Pharyngeal secretions and excessive vagal bradycardia can also occur during ECT treatments. To prevent these effects during the procedure, anticholinergic agents are often administered prior to ECT. The two anticholinergics of choice are atropine and glycopyrrolate. In the Collaborative Perinatal Project (Heinonen et al. 1977), 401 women received atropine, and four women received glycopyrrolate during their first trimester of pregnancy. In the women who received atropine, 17 infants (4%) with malformations were born, while in the glycopyrrolate group, no malformations were seen. The incidence of malformations in the atropine group was not greater than would be expected in the general population. Likewise, studies of these two anticholinergics used in the third trimester of pregnancy or during labor did not reveal any adverse effects (Ferrill 1992).

To induce sedation and amnesia prior to the treatment, a short-acting barbiturate is typically used. The agents of choice, methohexital, thiopental, and thiamylal, have no known adverse effects associated with pregnancy (Ferrill 1992). The only known exception is that administration of a barbiturate to a pregnant woman with acute porphyria may trigger an attack. Elliot et al. (1982) conclude that the recommended dose of methohexital in nonpregnant adults appears to be safe for use during the third trimester of pregnancy.

Teratogenicity. In the retrospective study by Miller (1994), five cases (1.6%) of congenital abnormalities were reported in children of patients who underwent ECT during pregnancy. The cases with noted abnormalities include an infant with hypertelorism and optic atrophy, an anencephalic infant, another infant with clubfoot, and two infants demonstrating pulmonary cysts.
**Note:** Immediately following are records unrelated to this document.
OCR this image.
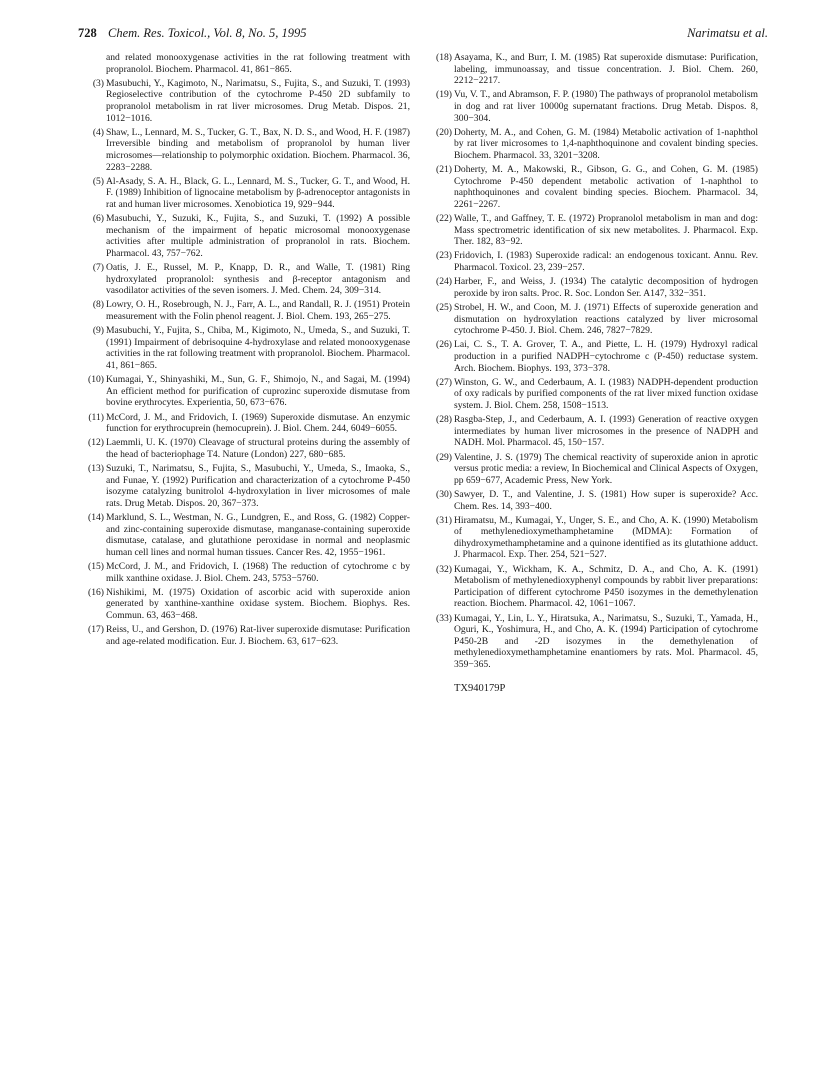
728 Chem. Res. Toxicol., Vol. 8, No. 5, 1995	Narimatsu et al.
and related monooxygenase activities in the rat following treatment with propranolol. Biochem. Pharmacol. 41, 861−865.
(3) Masubuchi, Y., Kagimoto, N., Narimatsu, S., Fujita, S., and Suzuki, T. (1993) Regioselective contribution of the cytochrome P-450 2D subfamily to propranolol metabolism in rat liver microsomes. Drug Metab. Dispos. 21, 1012−1016.
(4) Shaw, L., Lennard, M. S., Tucker, G. T., Bax, N. D. S., and Wood, H. F. (1987) Irreversible binding and metabolism of propranolol by human liver microsomes—relationship to polymorphic oxidation. Biochem. Pharmacol. 36, 2283−2288.
(5) Al-Asady, S. A. H., Black, G. L., Lennard, M. S., Tucker, G. T., and Wood, H. F. (1989) Inhibition of lignocaine metabolism by β-adrenoceptor antagonists in rat and human liver microsomes. Xenobiotica 19, 929−944.
(6) Masubuchi, Y., Suzuki, K., Fujita, S., and Suzuki, T. (1992) A possible mechanism of the impairment of hepatic microsomal monooxygenase activities after multiple administration of propranolol in rats. Biochem. Pharmacol. 43, 757−762.
(7) Oatis, J. E., Russel, M. P., Knapp, D. R., and Walle, T. (1981) Ring hydroxylated propranolol: synthesis and β-receptor antagonism and vasodilator activities of the seven isomers. J. Med. Chem. 24, 309−314.
(8) Lowry, O. H., Rosebrough, N. J., Farr, A. L., and Randall, R. J. (1951) Protein measurement with the Folin phenol reagent. J. Biol. Chem. 193, 265−275.
(9) Masubuchi, Y., Fujita, S., Chiba, M., Kigimoto, N., Umeda, S., and Suzuki, T. (1991) Impairment of debrisoquine 4-hydroxylase and related monooxygenase activities in the rat following treatment with propranolol. Biochem. Pharmacol. 41, 861−865.
(10) Kumagai, Y., Shinyashiki, M., Sun, G. F., Shimojo, N., and Sagai, M. (1994) An efficient method for purification of cuprozinc superoxide dismutase from bovine erythrocytes. Experientia, 50, 673−676.
(11) McCord, J. M., and Fridovich, I. (1969) Superoxide dismutase. An enzymic function for erythrocuprein (hemocuprein). J. Biol. Chem. 244, 6049−6055.
(12) Laemmli, U. K. (1970) Cleavage of structural proteins during the assembly of the head of bacteriophage T4. Nature (London) 227, 680−685.
(13) Suzuki, T., Narimatsu, S., Fujita, S., Masubuchi, Y., Umeda, S., Imaoka, S., and Funae, Y. (1992) Purification and characterization of a cytochrome P-450 isozyme catalyzing bunitrolol 4-hydroxylation in liver microsomes of male rats. Drug Metab. Dispos. 20, 367−373.
(14) Marklund, S. L., Westman, N. G., Lundgren, E., and Ross, G. (1982) Copper- and zinc-containing superoxide dismutase, manganase-containing superoxide dismutase, catalase, and glutathione peroxidase in normal and neoplasmic human cell lines and normal human tissues. Cancer Res. 42, 1955−1961.
(15) McCord, J. M., and Fridovich, I. (1968) The reduction of cytochrome c by milk xanthine oxidase. J. Biol. Chem. 243, 5753−5760.
(16) Nishikimi, M. (1975) Oxidation of ascorbic acid with superoxide anion generated by xanthine-xanthine oxidase system. Biochem. Biophys. Res. Commun. 63, 463−468.
(17) Reiss, U., and Gershon, D. (1976) Rat-liver superoxide dismutase: Purification and age-related modification. Eur. J. Biochem. 63, 617−623.
(18) Asayama, K., and Burr, I. M. (1985) Rat superoxide dismutase: Purification, labeling, immunoassay, and tissue concentration. J. Biol. Chem. 260, 2212−2217.
(19) Vu, V. T., and Abramson, F. P. (1980) The pathways of propranolol metabolism in dog and rat liver 10000g supernatant fractions. Drug Metab. Dispos. 8, 300−304.
(20) Doherty, M. A., and Cohen, G. M. (1984) Metabolic activation of 1-naphthol by rat liver microsomes to 1,4-naphthoquinone and covalent binding species. Biochem. Pharmacol. 33, 3201−3208.
(21) Doherty, M. A., Makowski, R., Gibson, G. G., and Cohen, G. M. (1985) Cytochrome P-450 dependent metabolic activation of 1-naphthol to naphthoquinones and covalent binding species. Biochem. Pharmacol. 34, 2261−2267.
(22) Walle, T., and Gaffney, T. E. (1972) Propranolol metabolism in man and dog: Mass spectrometric identification of six new metabolites. J. Pharmacol. Exp. Ther. 182, 83−92.
(23) Fridovich, I. (1983) Superoxide radical: an endogenous toxicant. Annu. Rev. Pharmacol. Toxicol. 23, 239−257.
(24) Harber, F., and Weiss, J. (1934) The catalytic decomposition of hydrogen peroxide by iron salts. Proc. R. Soc. London Ser. A147, 332−351.
(25) Strobel, H. W., and Coon, M. J. (1971) Effects of superoxide generation and dismutation on hydroxylation reactions catalyzed by liver microsomal cytochrome P-450. J. Biol. Chem. 246, 7827−7829.
(26) Lai, C. S., T. A. Grover, T. A., and Piette, L. H. (1979) Hydroxyl radical production in a purified NADPH−cytochrome c (P-450) reductase system. Arch. Biochem. Biophys. 193, 373−378.
(27) Winston, G. W., and Cederbaum, A. I. (1983) NADPH-dependent production of oxy radicals by purified components of the rat liver mixed function oxidase system. J. Biol. Chem. 258, 1508−1513.
(28) Rasgba-Step, J., and Cederbaum, A. I. (1993) Generation of reactive oxygen intermediates by human liver microsomes in the presence of NADPH and NADH. Mol. Pharmacol. 45, 150−157.
(29) Valentine, J. S. (1979) The chemical reactivity of superoxide anion in aprotic versus protic media: a review, In Biochemical and Clinical Aspects of Oxygen, pp 659−677, Academic Press, New York.
(30) Sawyer, D. T., and Valentine, J. S. (1981) How super is superoxide? Acc. Chem. Res. 14, 393−400.
(31) Hiramatsu, M., Kumagai, Y., Unger, S. E., and Cho, A. K. (1990) Metabolism of methylenedioxymethamphetamine (MDMA): Formation of dihydroxymethamphetamine and a quinone identified as its glutathione adduct. J. Pharmacol. Exp. Ther. 254, 521−527.
(32) Kumagai, Y., Wickham, K. A., Schmitz, D. A., and Cho, A. K. (1991) Metabolism of methylenedioxyphenyl compounds by rabbit liver preparations: Participation of different cytochrome P450 isozymes in the demethylenation reaction. Biochem. Pharmacol. 42, 1061−1067.
(33) Kumagai, Y., Lin, L. Y., Hiratsuka, A., Narimatsu, S., Suzuki, T., Yamada, H., Oguri, K., Yoshimura, H., and Cho, A. K. (1994) Participation of cytochrome P450-2B and -2D isozymes in the demethylenation of methylenedioxymethamphetamine enantiomers by rats. Mol. Pharmacol. 45, 359−365.
TX940179P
In the case of the infant with hypertelorism and optic atrophy, the mother received only two ECT treatments during the course of her pregnancy; however, she had received 35 insulin coma therapy treatments, which are suspected of teratogenic potential. As Miller notes, no information on other potential teratogenic exposures was included in these studies. Based on the number and pattern of congenital anomalies in these cases, she concludes that ECT does not appear to have an associated teratogenic risk.